Hot N Tots and clios mainly. Fishing the bends and deeper cuts. Also any sizable log jams. Made it as far down as Schoenherr today.

posted using Outdoor Hub Campfire


----------



## nighttime (Nov 25, 2007)

Nice report, I been wanting to throw some hardware recently, it's been a couple years since I've done it for steelhead. I've been stuck on this centerpin for the last few years, it's crazy how much water you can cover with a pin. For salmon we cast stick baits every year, and that's a blast! You can cast your arm off with those things, but when you find agressive fish there's no better! I think I'm going to start casting hardware for a change. It's a great way of covering water also.
That's a decent walk when you have some time on your side. I see many newbie's just walk and walk past great water.


----------



## mrjimspeaks (Aug 23, 2009)

I was out xmas eve, went 1-1. Big red maribou jig took the fish. After throwing a few cranks through the hole with no luck, I decided to rety a new jig (learning the clinton has not been kind on my jig supply). Fourth or fifth drift through, bobber down fish on. First steel for me on the Clinton, been putting a lot of time in this year though; definitely gotta put in the time. Silly fish almost beached herself with her first run, made the fight pretty quick. I didn't let her get back into the hole, put on a nice surface show for me.

http://imgur.com/a/DCxiF 

I've got a bunch of fresh spawn and will be hitting the river tomorrow. PM me if you're looking for someone to fish with.


----------



## Pikewhisperer (Sep 9, 2011)

Nice fish mrjimspeaks. I went out and braved our falling snow today after work around 3:30 pm on the river. I got to th first spot and the very first cast a very sizable Pike ( 36" +) inhaled my hot n tot right in front of me.
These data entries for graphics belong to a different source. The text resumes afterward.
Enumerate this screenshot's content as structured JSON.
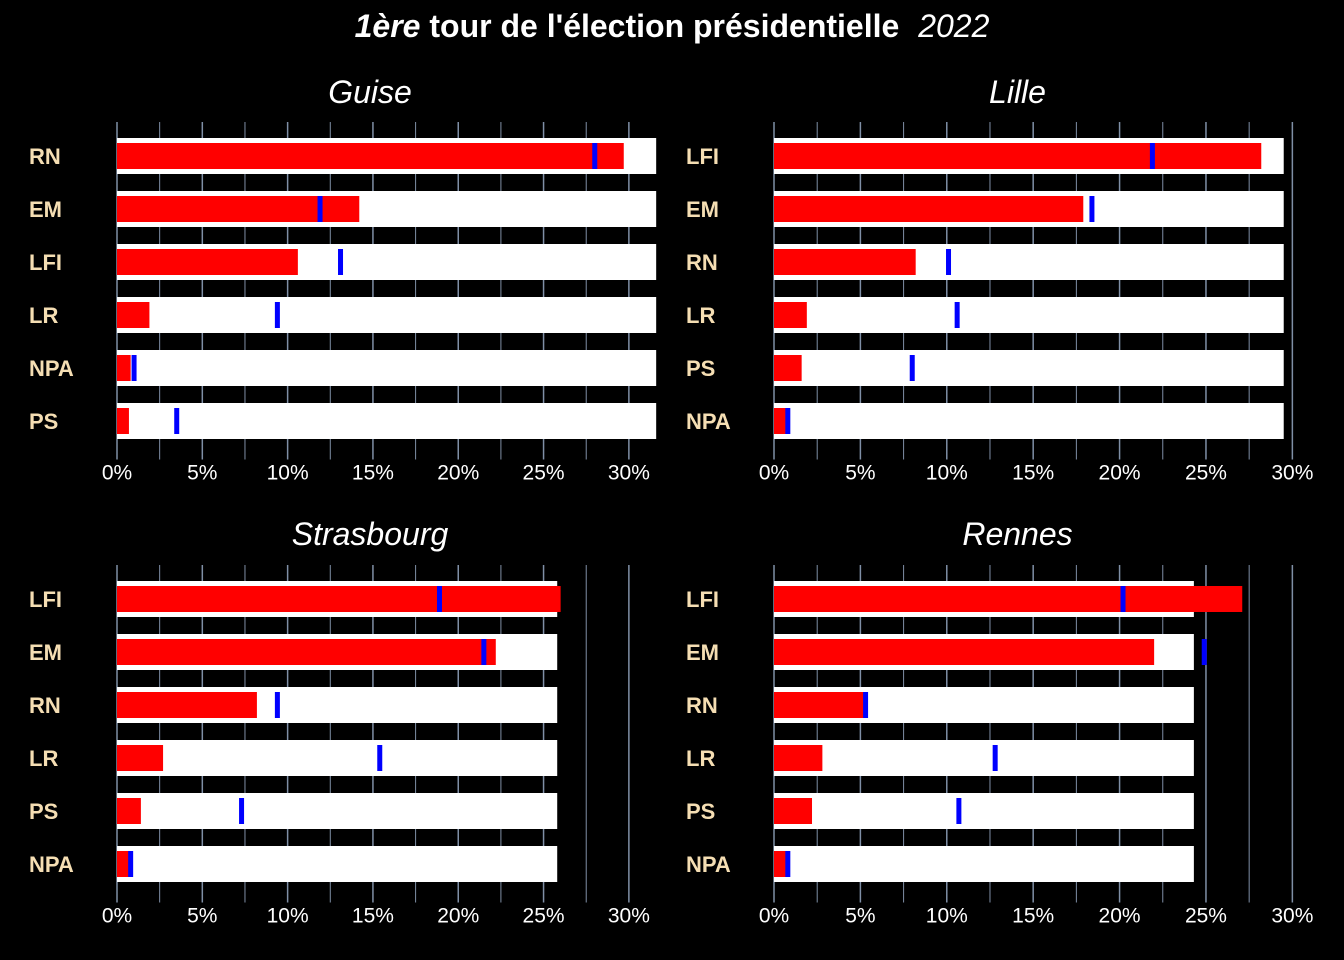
{
  "title": {
    "prefix": "1ère",
    "main": "tour de l'élection présidentielle",
    "year": "2022"
  },
  "colors": {
    "background": "#000000",
    "track": "#ffffff",
    "local_bar": "#ff0000",
    "national_marker": "#0000ff",
    "party_label": "#f5deb3",
    "tick_label": "#ffffff",
    "gridline": "#7f8fa6"
  },
  "chart_data": [
    {
      "type": "bar",
      "title": "Guise",
      "xlim": [
        0,
        32
      ],
      "ticks": [
        0,
        5,
        10,
        15,
        20,
        25,
        30
      ],
      "tick_labels": [
        "0%",
        "5%",
        "10%",
        "15%",
        "20%",
        "25%",
        "30%"
      ],
      "track_value": 31.6,
      "categories": [
        "RN",
        "EM",
        "LFI",
        "LR",
        "NPA",
        "PS"
      ],
      "series": [
        {
          "values": [
            29.7,
            14.2,
            10.6,
            1.9,
            0.8,
            0.7
          ]
        },
        {
          "values": [
            28.0,
            11.9,
            13.1,
            9.4,
            1.0,
            3.5
          ]
        }
      ]
    },
    {
      "type": "bar",
      "title": "Lille",
      "xlim": [
        0,
        30.5
      ],
      "ticks": [
        0,
        5,
        10,
        15,
        20,
        25,
        30
      ],
      "tick_labels": [
        "0%",
        "5%",
        "10%",
        "15%",
        "20%",
        "25%",
        "30%"
      ],
      "track_value": 29.5,
      "categories": [
        "LFI",
        "EM",
        "RN",
        "LR",
        "PS",
        "NPA"
      ],
      "series": [
        {
          "values": [
            28.2,
            17.9,
            8.2,
            1.9,
            1.6,
            0.7
          ]
        },
        {
          "values": [
            21.9,
            18.4,
            10.1,
            10.6,
            8.0,
            0.8
          ]
        }
      ]
    },
    {
      "type": "bar",
      "title": "Strasbourg",
      "xlim": [
        0,
        32
      ],
      "ticks": [
        0,
        5,
        10,
        15,
        20,
        25,
        30
      ],
      "tick_labels": [
        "0%",
        "5%",
        "10%",
        "15%",
        "20%",
        "25%",
        "30%"
      ],
      "track_value": 25.8,
      "categories": [
        "LFI",
        "EM",
        "RN",
        "LR",
        "PS",
        "NPA"
      ],
      "series": [
        {
          "values": [
            26.0,
            22.2,
            8.2,
            2.7,
            1.4,
            0.7
          ]
        },
        {
          "values": [
            18.9,
            21.5,
            9.4,
            15.4,
            7.3,
            0.8
          ]
        }
      ]
    },
    {
      "type": "bar",
      "title": "Rennes",
      "xlim": [
        0,
        30.5
      ],
      "ticks": [
        0,
        5,
        10,
        15,
        20,
        25,
        30
      ],
      "tick_labels": [
        "0%",
        "5%",
        "10%",
        "15%",
        "20%",
        "25%",
        "30%"
      ],
      "track_value": 24.3,
      "categories": [
        "LFI",
        "EM",
        "RN",
        "LR",
        "PS",
        "NPA"
      ],
      "series": [
        {
          "values": [
            27.1,
            22.0,
            5.2,
            2.8,
            2.2,
            0.7
          ]
        },
        {
          "values": [
            20.2,
            24.9,
            5.3,
            12.8,
            10.7,
            0.8
          ]
        }
      ]
    }
  ]
}
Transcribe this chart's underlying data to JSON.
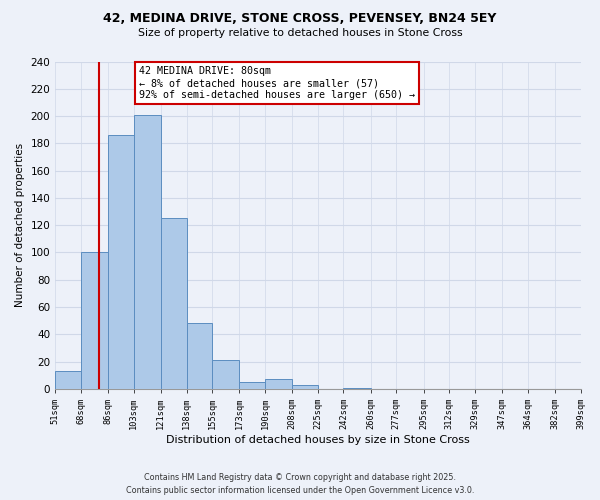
{
  "title": "42, MEDINA DRIVE, STONE CROSS, PEVENSEY, BN24 5EY",
  "subtitle": "Size of property relative to detached houses in Stone Cross",
  "xlabel": "Distribution of detached houses by size in Stone Cross",
  "ylabel": "Number of detached properties",
  "bar_values": [
    13,
    100,
    186,
    201,
    125,
    48,
    21,
    5,
    7,
    3,
    0,
    1,
    0,
    0,
    0,
    0,
    0,
    0,
    0,
    0
  ],
  "bin_labels": [
    "51sqm",
    "68sqm",
    "86sqm",
    "103sqm",
    "121sqm",
    "138sqm",
    "155sqm",
    "173sqm",
    "190sqm",
    "208sqm",
    "225sqm",
    "242sqm",
    "260sqm",
    "277sqm",
    "295sqm",
    "312sqm",
    "329sqm",
    "347sqm",
    "364sqm",
    "382sqm",
    "399sqm"
  ],
  "bar_color": "#adc9e8",
  "bar_edge_color": "#5b8dc0",
  "highlight_line_color": "#cc0000",
  "annotation_line1": "42 MEDINA DRIVE: 80sqm",
  "annotation_line2": "← 8% of detached houses are smaller (57)",
  "annotation_line3": "92% of semi-detached houses are larger (650) →",
  "annotation_box_color": "#ffffff",
  "annotation_box_edge": "#cc0000",
  "ylim": [
    0,
    240
  ],
  "yticks": [
    0,
    20,
    40,
    60,
    80,
    100,
    120,
    140,
    160,
    180,
    200,
    220,
    240
  ],
  "background_color": "#edf1f9",
  "grid_color": "#d0d8e8",
  "footer_line1": "Contains HM Land Registry data © Crown copyright and database right 2025.",
  "footer_line2": "Contains public sector information licensed under the Open Government Licence v3.0.",
  "bin_edges": [
    51,
    68,
    86,
    103,
    121,
    138,
    155,
    173,
    190,
    208,
    225,
    242,
    260,
    277,
    295,
    312,
    329,
    347,
    364,
    382,
    399
  ]
}
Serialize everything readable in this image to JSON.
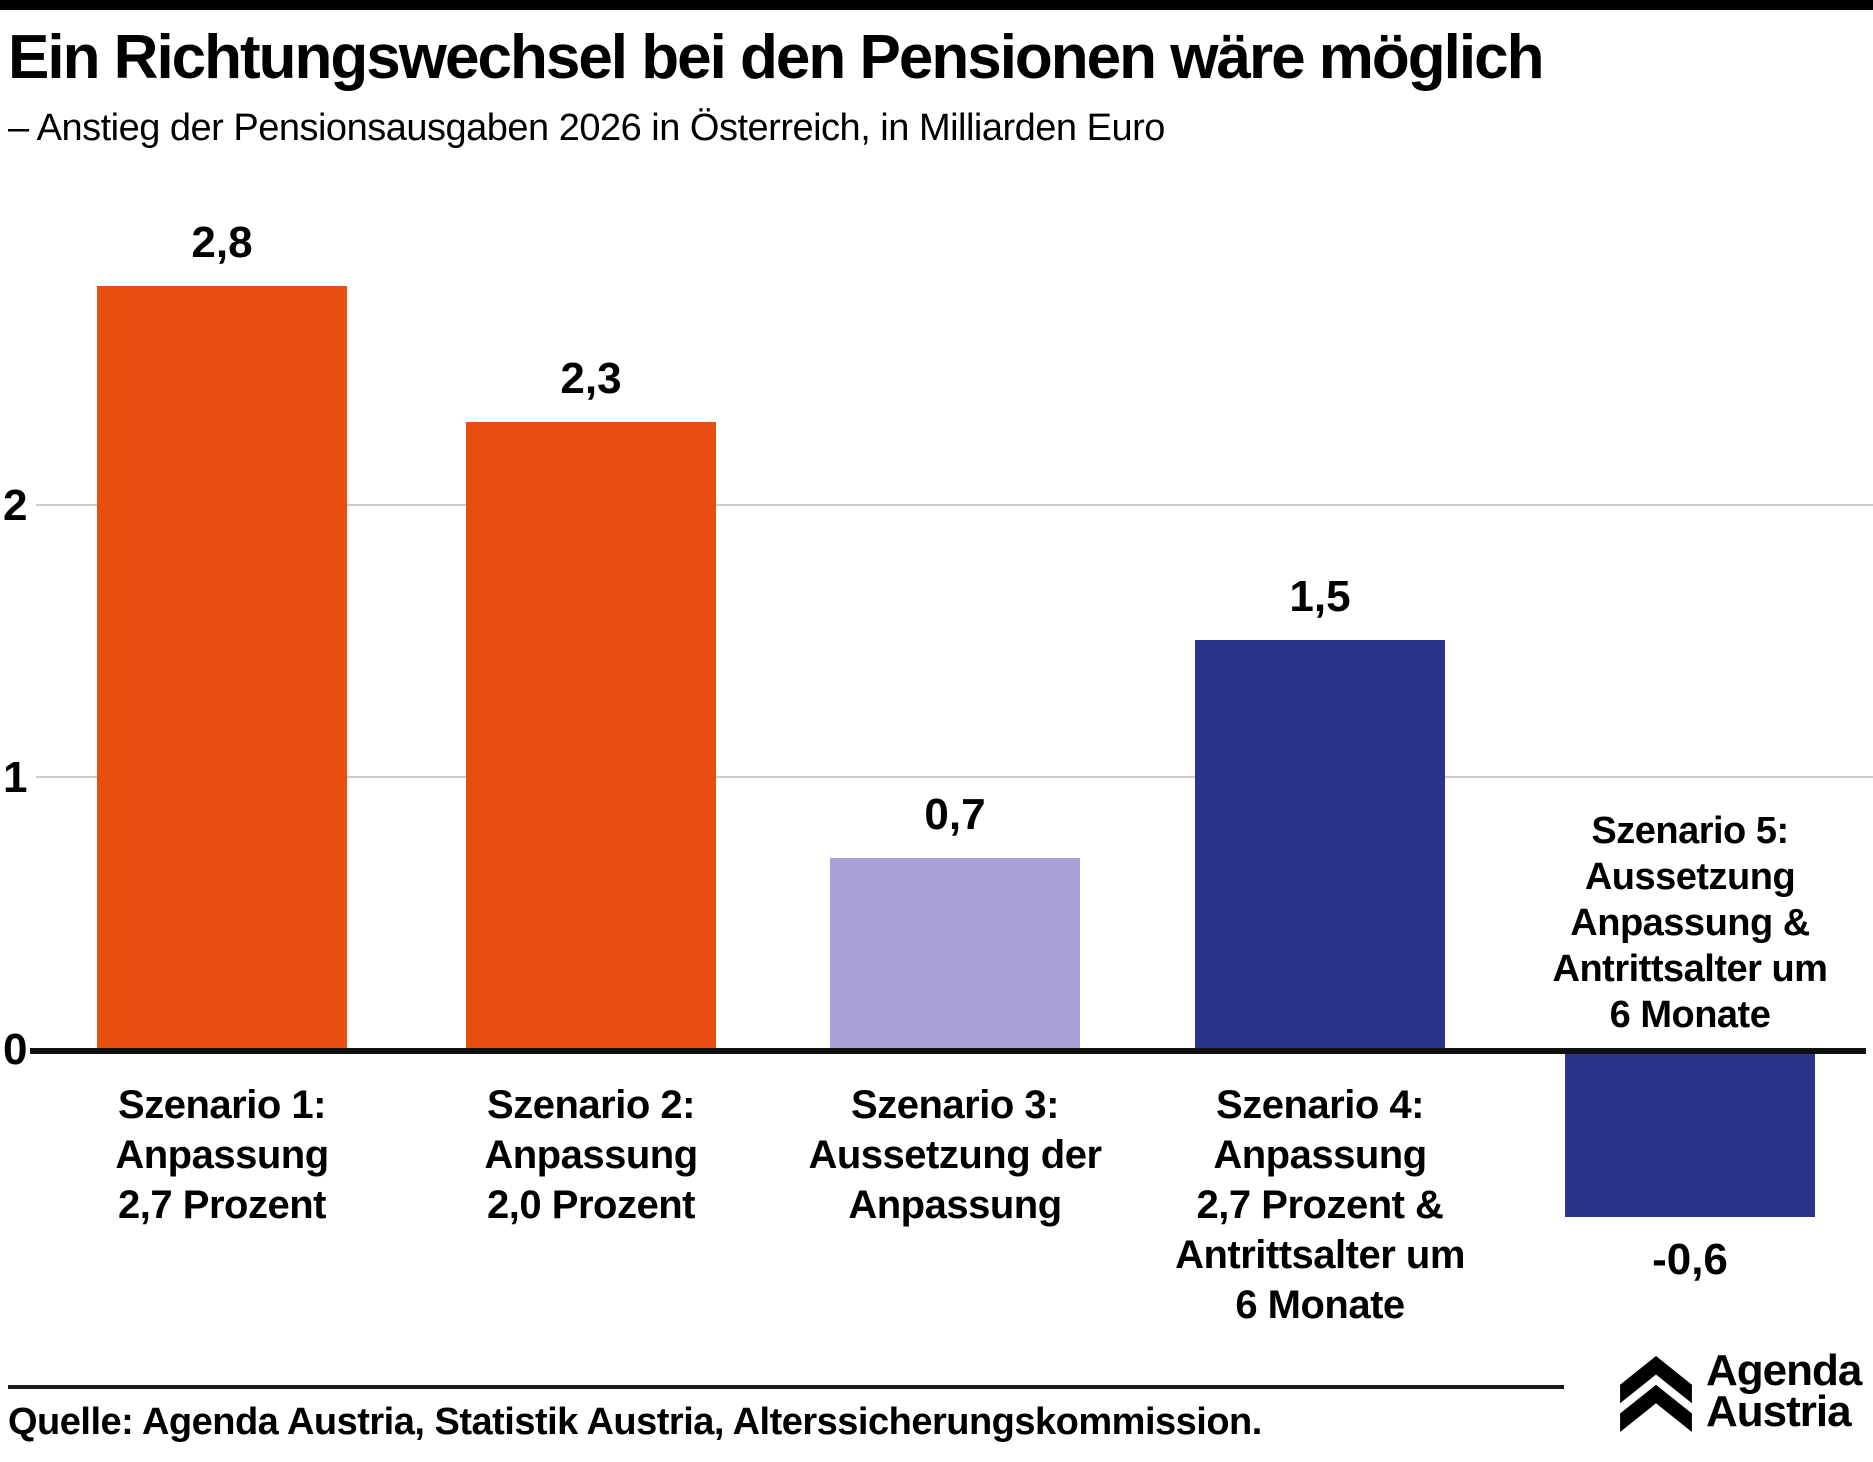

Lure gone just like that. Managed this nice girl a half hour later on a Pearl Ghost Fish though.






Hope to get out again tomorrow for a few.

posted using Outdoor Hub Campfire


----------



## FirstDay (Nov 6, 2012)

can't wait to get on the river this weekend! anyone going out friday or saturday?


----------



## Steve_D (Mar 8, 2011)

I'd like to go out Saturday, but it's 50/50 right now. If so, I'll be the guy in green waders, camo jacket, Michigan hat screaming FISH ON!!!!


----------



## Lubbs (Jan 7, 2012)

Depending on how my work goes I might hit the northern part of the Clinton . I haven't been out since the first week of November


----------



## nighttime (Nov 25, 2007)

I managed to get out for a couple hours yesterday, and caught hell from the hole family because I've had bron****is since last Saturday. Sucks being locked down for the holiday's! After pinning spawn for a half hour with no bites, I grabbed the spin cast with a hot n tot and second third cast there it was fish on! I did lose it, the fish cleared the water a few times and took run in to rocks and broke me off. Oh well got the blood pumpin good. I'm hoping to get out this weekend.


----------



## Pikewhisperer (Sep 9, 2011)

That seems to be the norm for me the last 2 days also. 3 break offs. Time for new line.

posted using Outdoor Hub Campfire


----------



## nighttime (Nov 25, 2007)

I have 10# p line on for casting hardware, it's not old I think it was the rocks. It took me in some rapids and with the lower water this year there's more exposed stuff then in past years.


----------



## FirstDay (Nov 6, 2012)

nighttime said:


> I have 10# p line on for casting hardware, it's not old I think it was the rocks. It took me in some rapids and with the lower water this year there's more exposed stuff then in past years.


braided line doesn't fair too well with rocks, rocks are like hot butter to a knife with braid. 

probably can't wont be able to get out on the water this weekend.


----------



## nighttime (Nov 25, 2007)

I've used braid in the past, but prefer clear line. This time of year braided will freeze in a hurry.


----------